DS is smart and very sociable, and has had a much more fortunate childhood than DH. Has a great group of friends, but they perhaps have greater freedoms (and way more money) than him. He challenges the restrictions we place on him around parties and sleepovers during term time. Currently going through a 'Kevin the teenager' stage - can't get up in the morning, grumpy and annoyed that his parents don't understand him. Is argumentative and will go on and on until he gets his way (which is not as frequently as he'd like). Saying that, he is absolutely charming with anyone, not his family, and is doing well in school!

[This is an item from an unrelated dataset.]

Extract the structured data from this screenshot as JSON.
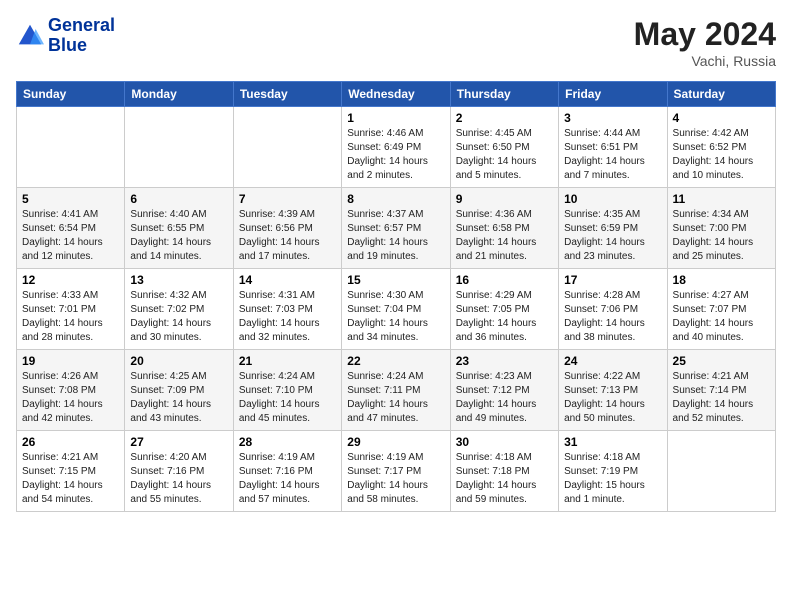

I realise this is all a stage, but we had a major (major) blow-out the other day with DS refusing to come home. Despite the claim that it was down to the restrictions we were placing on him, I believe it's more about the tense relationship betw. DH and DS. A few weeks back, my DH was exasperated that his son is so rude to him and has such attitude so lost his rag completely with everyone, especially DS; my DS was deeply upset that his DH is so angry with him (not just day to day irritation).
Typically, I try to be the peacemaker/mediator, but in this case I think I'm getting in the way. Any suggestions on how to get these two to speak and clear the air, rebalance their relationship? I know the combination of mid-life crisis and teenage years was never going to be easy, but the tension is exhausting.